Kashmiri barber, social activist (1910–1962)

Mohammad Subhan Hajam (1910–1962), also known as Subhan Naed, was a Kashmiri barber and social activist who is best known for his campaign against institutionalized prostitution in the princely state of Jammu and Kashmir during the early 20th century. Beginning as a teenager, he organized protests and published pamphlets opposing the state-regulated sex trade. His campaign drew attention to the practice and, in its aftermath, reforms were introduced that resulted in the closure of many brothels.

== Early life and education ==
Hajam was born to Rahim Hajam in 1910 in Srinagar, Jammu and Kashmir. He operated a small barber shop close to the Palladium Cinema at Budshah Chowk in Srinagar. He also received practical support from Master Mohammad Sidiq of the Tyndale Biscoe School. He was briefly employed to cut hair for the Maharaja's band but lost the position due to his activism. Later, with assistance from Biscoe School, he worked at a school as a barber. He died in 1962 in Srinagar, Jammu and Kashmir, India.

== Activism ==
Hajam began his campaign against prostitution in Srinagar as a teenager. At the age of fourteen, he produced handwritten pamphlets and notices, locally referred to as "Hidayat Nama", which denounced the practice and appealed for its abolition. He distributed these leaflets in public places and outside brothels, urging patrons to turn away.

Alongside pamphleteering, Hajam staged demonstrations in and around Maisuma, then the main red-light quarter of Srinagar. He frequently positioned himself at the entrances of brothels, reciting satirical verses in Kashmiri and Urdu, and used a hand drum to attract attention. He also organized groups of local children in marches through the city, raising slogans that called for the closure of brothels and the expulsion of sex workers from residential areas.

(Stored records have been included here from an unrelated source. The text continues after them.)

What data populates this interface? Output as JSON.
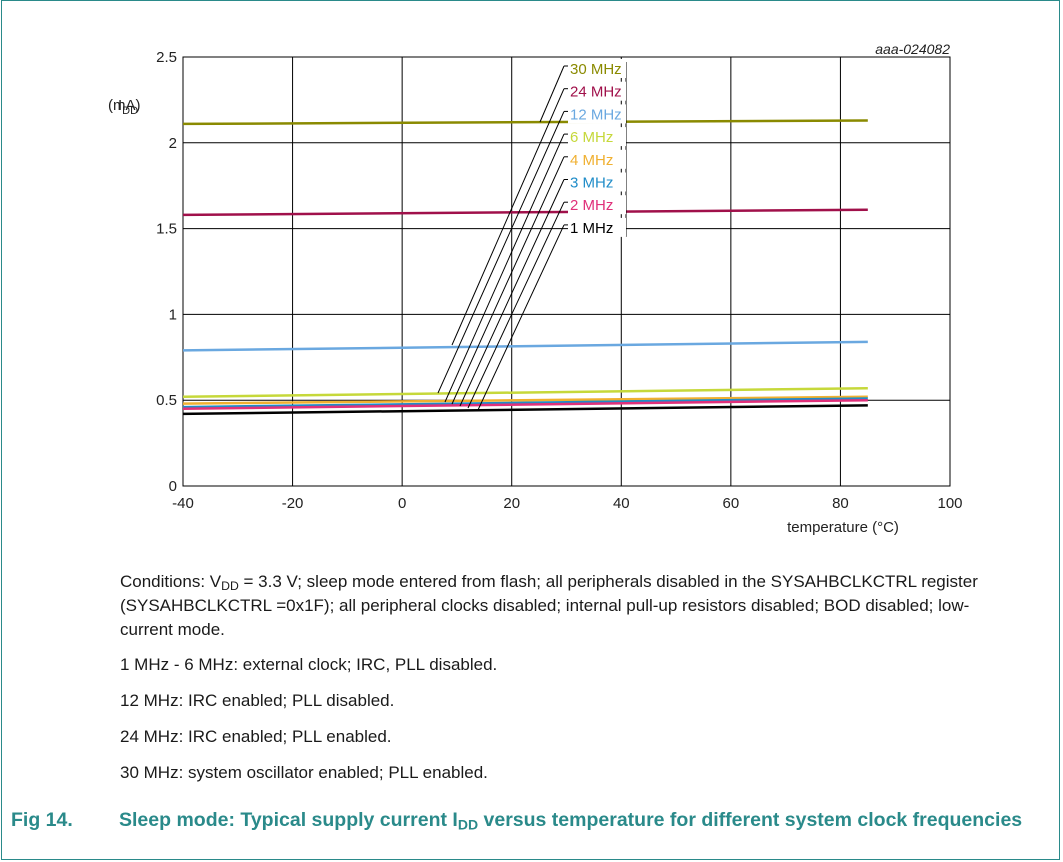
{
  "figure": {
    "number": "Fig 14.",
    "title_pre": "Sleep mode: Typical supply current I",
    "title_sub": "DD",
    "title_post": " versus temperature for different system clock frequencies",
    "code": "aaa-024082"
  },
  "conditions": {
    "line1_pre": "Conditions: V",
    "line1_sub": "DD",
    "line1_post": " = 3.3 V; sleep mode entered from flash; all peripherals disabled in the SYSAHBCLKCTRL register (SYSAHBCLKCTRL =0x1F); all peripheral clocks disabled; internal pull-up resistors disabled; BOD disabled; low-current mode.",
    "line2": "1 MHz - 6 MHz: external clock; IRC, PLL disabled.",
    "line3": "12 MHz: IRC enabled; PLL disabled.",
    "line4": "24 MHz: IRC enabled; PLL enabled.",
    "line5": "30 MHz: system oscillator enabled; PLL enabled."
  },
  "chart_data": {
    "type": "line",
    "ylabel_main": "I",
    "ylabel_sub": "DD",
    "ylabel_unit": "(mA)",
    "xlabel": "temperature (°C)",
    "xlim": [
      -40,
      100
    ],
    "ylim": [
      0,
      2.5
    ],
    "x_ticks": [
      "-40",
      "-20",
      "0",
      "20",
      "40",
      "60",
      "80",
      "100"
    ],
    "y_ticks": [
      "0",
      "0.5",
      "1",
      "1.5",
      "2",
      "2.5"
    ],
    "grid": true,
    "x": [
      -40,
      85
    ],
    "series": [
      {
        "name": "30 MHz",
        "color": "#8a8a00",
        "values": [
          2.11,
          2.13
        ]
      },
      {
        "name": "24 MHz",
        "color": "#a0104a",
        "values": [
          1.58,
          1.61
        ]
      },
      {
        "name": "12 MHz",
        "color": "#6aa8e0",
        "values": [
          0.79,
          0.84
        ]
      },
      {
        "name": "6 MHz",
        "color": "#c6d83a",
        "values": [
          0.52,
          0.57
        ]
      },
      {
        "name": "4 MHz",
        "color": "#f0b030",
        "values": [
          0.48,
          0.52
        ]
      },
      {
        "name": "3 MHz",
        "color": "#1f8cc8",
        "values": [
          0.46,
          0.51
        ]
      },
      {
        "name": "2 MHz",
        "color": "#e0307a",
        "values": [
          0.45,
          0.5
        ]
      },
      {
        "name": "1 MHz",
        "color": "#000000",
        "values": [
          0.42,
          0.47
        ]
      }
    ]
  }
}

His campaign received assistance from the Christian missionary Cecil Tyndale-Biscoe and his wife, Blanche Violet Burges, who helped him publish pamphlets highlighting the issue of prostitution for public circulation. Tyndale Biscoe School provided him with financial support and employment at a school, while legislator Molvi Abdullah Vakil raised the issue of prostitution in the Praja Sabha. Public pressure created by his attempts and by broader reformist sentiment contributed to the enactment of the Suppression of Immoral Traffic Act, 1934, under which many brothels in Srinagar were closed.
=== Arrests ===
Hajam's activism brought him into conflict with brothel owners, pimps, and police officials who were financially dependent on the regulated trade. He was subjected to frequent harassment and arrested on charges such as disturbing public order. On several occasions he went into hiding to avoid detention, and contemporary accounts suggest that he once disguised himself in a burqa to evade capture.

In July 1934, an official complaint was lodged against him at the Shergarhi Police Station under Section 36 of the Police Act. The charge alleged that he had gathered people in Maisuma Bazaar and incited them to march toward a brothel, causing an obstruction to traffic. The case, titled State through Police Station Shergarhi vs. Subhan Hajjam son of Rahim Hajjam, was heard by City Judge Pandit Bishamber Nath. Hajam denied the allegations, and the court dismissed the matter for lack of evidence.